“Not everything that can be counted counts, and not everything that counts can be counted.”

– (Attributed to) Albert Einstein

A fairly common objection to qualitative UX research (especially from statistically literate audiences) is that small sample sizes result in anecdotal evidence or a few people’s subjective assessments, rather than data proper. Many UXers that work in domains such as healthcare, natural science, or even just “data-driven” organizations may find that it is difficult to build buy-in to conduct small-n research in the first place; even if they are able to do the testing, it’s often hard to build credibility about the recommendations that result from the findings.

Common objections include:

  • Comparisons between design options in studies with 5 or 10 users aren’t statistically significant (which is true).
  • Small sample sizes mean that we cannot confidently generalize things like time on task or success rates from a small study (also true).
  • Since we aren’t measuring things, our interpretations are therefore inherently subjective (indeed a potential hazard, but one that proper methods and good researchers account for).

While some of these objections are true (and are why we don’t recommend reporting numbers from qualitative studies), it’s a big jump to assert that qualitative research is anecdotal or lacks rigor.
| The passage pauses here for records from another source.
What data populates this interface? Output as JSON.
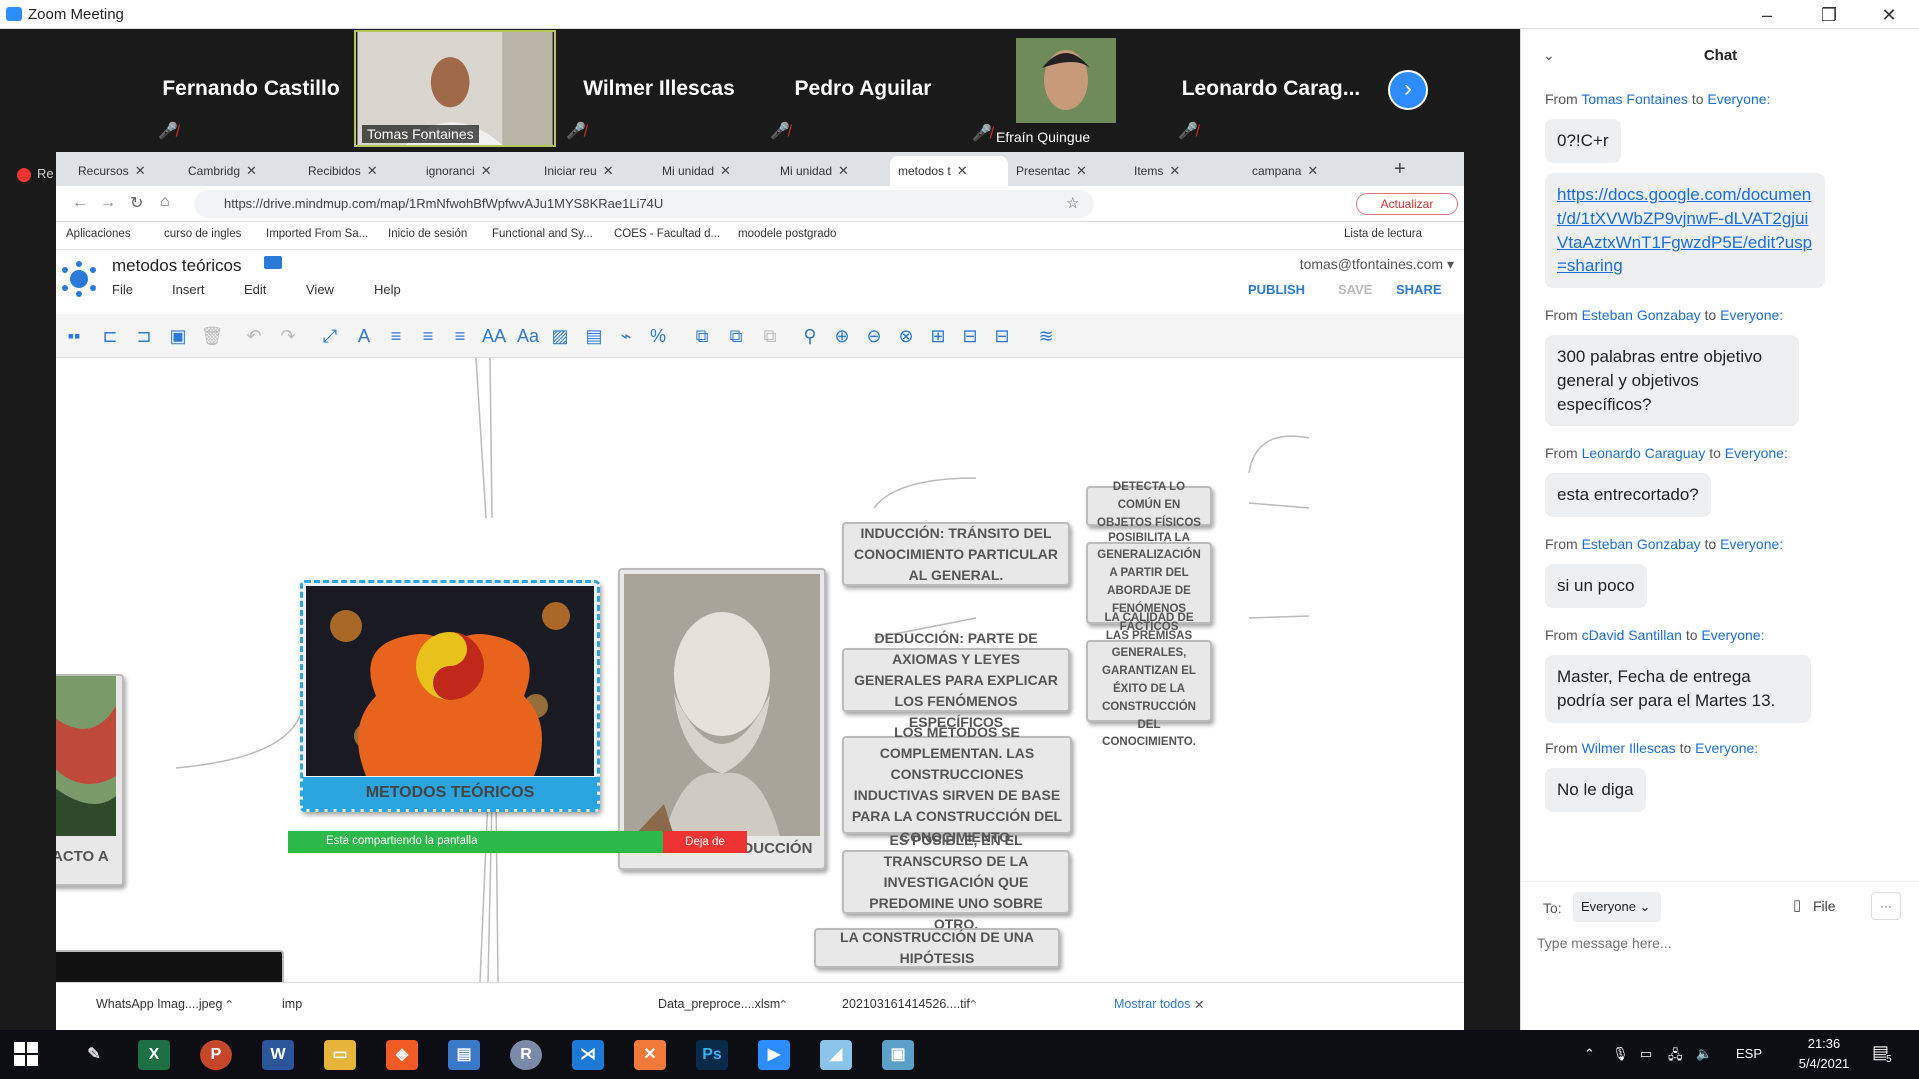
{
  "window": {
    "title": "Zoom Meeting"
  },
  "participants": [
    {
      "name": "Fernando Castillo",
      "type": "name",
      "muted": true
    },
    {
      "name": "Tomas Fontaines",
      "type": "video",
      "muted": false
    },
    {
      "name": "Wilmer Illescas",
      "type": "name",
      "muted": true
    },
    {
      "name": "Pedro Aguilar",
      "type": "name",
      "muted": true
    },
    {
      "name": "Efraín Quingue",
      "type": "video",
      "muted": true
    },
    {
      "name": "Leonardo Carag...",
      "type": "name",
      "muted": true
    }
  ],
  "browser": {
    "rec_label": "Re",
    "tabs": [
      {
        "label": "Recursos"
      },
      {
        "label": "Cambridg"
      },
      {
        "label": "Recibidos"
      },
      {
        "label": "ignoranci"
      },
      {
        "label": "Iniciar reu"
      },
      {
        "label": "Mi unidad"
      },
      {
        "label": "Mi unidad"
      },
      {
        "label": "metodos t"
      },
      {
        "label": "Presentac"
      },
      {
        "label": "Items"
      },
      {
        "label": "campana"
      }
    ],
    "new_tab": "+",
    "url": "https://drive.mindmup.com/map/1RmNfwohBfWpfwvAJu1MYS8KRae1Li74U",
    "update_label": "Actualizar",
    "bookmarks": [
      {
        "label": "Aplicaciones"
      },
      {
        "label": "curso de ingles"
      },
      {
        "label": "Imported From Sa..."
      },
      {
        "label": "Inicio de sesión"
      },
      {
        "label": "Functional and Sy..."
      },
      {
        "label": "COES - Facultad d..."
      },
      {
        "label": "moodele postgrado"
      }
    ],
    "reading_list": "Lista de lectura"
  },
  "mindmup": {
    "title": "metodos teóricos",
    "menu": [
      "File",
      "Insert",
      "Edit",
      "View",
      "Help"
    ],
    "user": "tomas@tfontaines.com",
    "publish": "PUBLISH",
    "save": "SAVE",
    "share": "SHARE",
    "nodes": {
      "center": "METODOS TEÓRICOS",
      "left_partial": "ACTO A",
      "aristotle": "INDUCCIÓN-DEDUCCIÓN",
      "induccion": "INDUCCIÓN: TRÁNSITO DEL CONOCIMIENTO PARTICULAR AL GENERAL.",
      "deduccion": "DEDUCCIÓN: PARTE DE AXIOMAS Y LEYES GENERALES PARA EXPLICAR LOS FENÓMENOS ESPECÍFICOS",
      "complementan": "LOS MÉTODOS SE COMPLEMENTAN. LAS CONSTRUCCIONES INDUCTIVAS SIRVEN DE BASE PARA LA CONSTRUCCIÓN DEL CONOCIMIENTO.",
      "posible": "ES POSIBLE, EN EL TRANSCURSO DE LA INVESTIGACIÓN QUE PREDOMINE UNO SOBRE OTRO.",
      "hipotesis": "LA CONSTRUCCIÓN DE UNA HIPÓTESIS",
      "detecta": "DETECTA LO COMÚN EN OBJETOS FÍSICOS",
      "posibilita": "POSIBILITA LA GENERALIZACIÓN A PARTIR DEL ABORDAJE DE FENÓMENOS FÁCTICOS",
      "calidad": "LA CALIDAD DE LAS PREMISAS GENERALES, GARANTIZAN EL ÉXITO DE LA CONSTRUCCIÓN DEL CONOCIMIENTO."
    }
  },
  "downloads": {
    "items": [
      "WhatsApp Imag....jpeg",
      "imp",
      "Data_preproce....xlsm",
      "202103161414526....tif"
    ],
    "show_all": "Mostrar todos",
    "sharing_text": "Está compartiendo la pantalla",
    "stop_label": "Deja de"
  },
  "chat": {
    "title": "Chat",
    "messages": [
      {
        "from": "Tomas Fontaines",
        "text": "0?!C+r",
        "link": false
      },
      {
        "from": "",
        "text": "https://docs.google.com/document/d/1tXVWbZP9vjnwF-dLVAT2gjuiVtaAztxWnT1FgwzdP5E/edit?usp=sharing",
        "link": true
      },
      {
        "from": "Esteban Gonzabay",
        "text": "300 palabras entre objetivo general y objetivos específicos?",
        "link": false
      },
      {
        "from": "Leonardo Caraguay",
        "text": "esta entrecortado?",
        "link": false
      },
      {
        "from": "Esteban Gonzabay",
        "text": "si un poco",
        "link": false
      },
      {
        "from": "cDavid Santillan",
        "text": "Master, Fecha de entrega podría ser para el Martes 13.",
        "link": false
      },
      {
        "from": "Wilmer Illescas",
        "text": "No le diga",
        "link": false
      }
    ],
    "from_word": "From",
    "to_word": "to",
    "to_everyone": "Everyone:",
    "to_label": "To:",
    "to_value": "Everyone",
    "file_label": "File",
    "more_label": "···",
    "placeholder": "Type message here..."
  },
  "taskbar": {
    "lang": "ESP",
    "time": "21:36",
    "date": "5/4/2021",
    "notif_count": "5"
  }
}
It is simply the case that qualitative research is a rather different mode of investigation.

If you are a UXer that is facing this sort of pushback, consider making the following points to your coworkers.
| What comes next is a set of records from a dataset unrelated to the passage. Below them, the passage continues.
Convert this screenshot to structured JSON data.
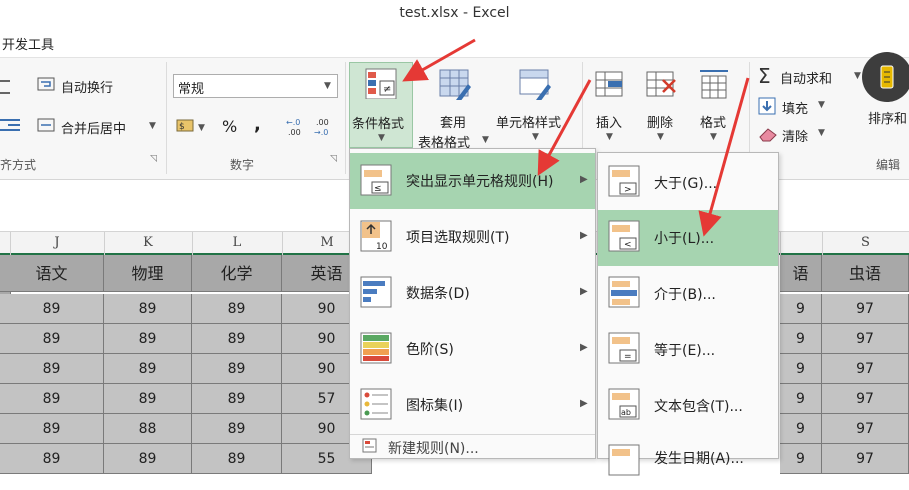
{
  "window": {
    "title": "test.xlsx - Excel"
  },
  "menubar": {
    "tab": "开发工具"
  },
  "ribbon": {
    "wrap_text": "自动换行",
    "merge_center": "合并后居中",
    "number_format": "常规",
    "percent": "%",
    "comma": ",",
    "alignment_group": "齐方式",
    "number_group": "数字",
    "conditional_format": "条件格式",
    "table_format_1": "套用",
    "table_format_2": "表格格式",
    "cell_styles": "单元格样式",
    "insert": "插入",
    "delete": "删除",
    "format": "格式",
    "autosum": "自动求和",
    "fill": "填充",
    "clear": "清除",
    "sort": "排序和",
    "edit_group": "编辑"
  },
  "columns": [
    "J",
    "K",
    "L",
    "M",
    "S"
  ],
  "table": {
    "headers": [
      "语文",
      "物理",
      "化学",
      "英语",
      "语",
      "虫语"
    ],
    "rows": [
      [
        "89",
        "89",
        "89",
        "90",
        "9",
        "97"
      ],
      [
        "89",
        "89",
        "89",
        "90",
        "9",
        "97"
      ],
      [
        "89",
        "89",
        "89",
        "90",
        "9",
        "97"
      ],
      [
        "89",
        "89",
        "89",
        "57",
        "9",
        "97"
      ],
      [
        "89",
        "88",
        "89",
        "90",
        "9",
        "97"
      ],
      [
        "89",
        "89",
        "89",
        "55",
        "9",
        "97"
      ]
    ]
  },
  "menu_main": {
    "items": [
      {
        "label": "突出显示单元格规则(H)",
        "icon": "highlight-rules-icon",
        "highlighted": true
      },
      {
        "label": "项目选取规则(T)",
        "icon": "top-bottom-rules-icon"
      },
      {
        "label": "数据条(D)",
        "icon": "data-bars-icon"
      },
      {
        "label": "色阶(S)",
        "icon": "color-scales-icon"
      },
      {
        "label": "图标集(I)",
        "icon": "icon-sets-icon"
      },
      {
        "label": "新建规则(N)...",
        "icon": "new-rule-icon"
      }
    ]
  },
  "menu_sub": {
    "items": [
      {
        "label": "大于(G)...",
        "icon": "greater-than-icon"
      },
      {
        "label": "小于(L)...",
        "icon": "less-than-icon",
        "highlighted": true
      },
      {
        "label": "介于(B)...",
        "icon": "between-icon"
      },
      {
        "label": "等于(E)...",
        "icon": "equal-to-icon"
      },
      {
        "label": "文本包含(T)...",
        "icon": "text-contains-icon"
      },
      {
        "label": "发生日期(A)...",
        "icon": "date-occurring-icon"
      }
    ]
  },
  "colors": {
    "highlight": "#a6d4b0",
    "arrow": "#e53935",
    "header_fill": "#a8a8a8",
    "cell_fill": "#c3c3c3"
  }
}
Qualitative Methods Are a Necessary Complement to Quantitative Measurement

People with a science education are usually familiar with experiments that use carefully controlled quantitative measurement as a way of evaluating hypotheses; this is typically known as probative research. For people with this background, the idea of talking to a small number of people (and perhaps even changing the study procedure slightly each time!) as a means of drawing conclusions may seem inherently unscientific, prone to bias, and unlikely to generalize to the general population.

But the goal of qualitative research is different: we’re not trying to disprove a hypothesis, but we’re looking to understand the nature of a problem in detail. Qualitative research doesn’t try to make quantitative claims that generalize to the whole target audience. Just because 6 people in a 10-person study are able to, for example, easily use a feature in an app does not mean that we can say that 60% of the overall population will have a similar experience. But, in that study, we can identify the issues that the 4 other people encountered (and also those that the 6 others struggled with, yet overcome) and understand the reasons behind them, with the goal of fixing those problems. (These issues are something that we can only speculate about if we look solely at a quantitative study or analytics data...)

Different goals require different methods of investigation: knowing how many people are having a problem requires a large sample size to be confident that the number we measure isn’t distorted by random chance, but knowing that a problem may occur and why requires that we observe behaviors and elicit users’ thoughts. Most important, how to redesign the UI to fix the problem requires these qualitative insights.

The goal of qualitative research is to gather insights that drive decision making, especially when measurement is unfeasible or impossible. While, of course, we can come up with some type of survey instrument for measuring satisfaction, emotional state, and other internal phenomena, those tools don’t tell us why the user feels that way at the moment or how we can better support their needs.

Qualitative Research Is Rigorous and Systematic

Still, an important question is: how can we know if qualitative research is rigorous and dependable to give us true insights about our users?

Rigor in quantitative research is seen as being comprised of a few major attributes:

  1. Validity — is the thing we’re measuring a good representation of the thing we care about? Can our conclusions generalize beyond this experiment?
  2. Reliability — if we repeat the research, will we get similar results?
  3. Objectivity — do we have a way of ensuring that our observations aren’t clouded by our biases?

These characteristics are relatively straightforward for quantitative research, but are not easy to establish for most studies with small sample- sizes.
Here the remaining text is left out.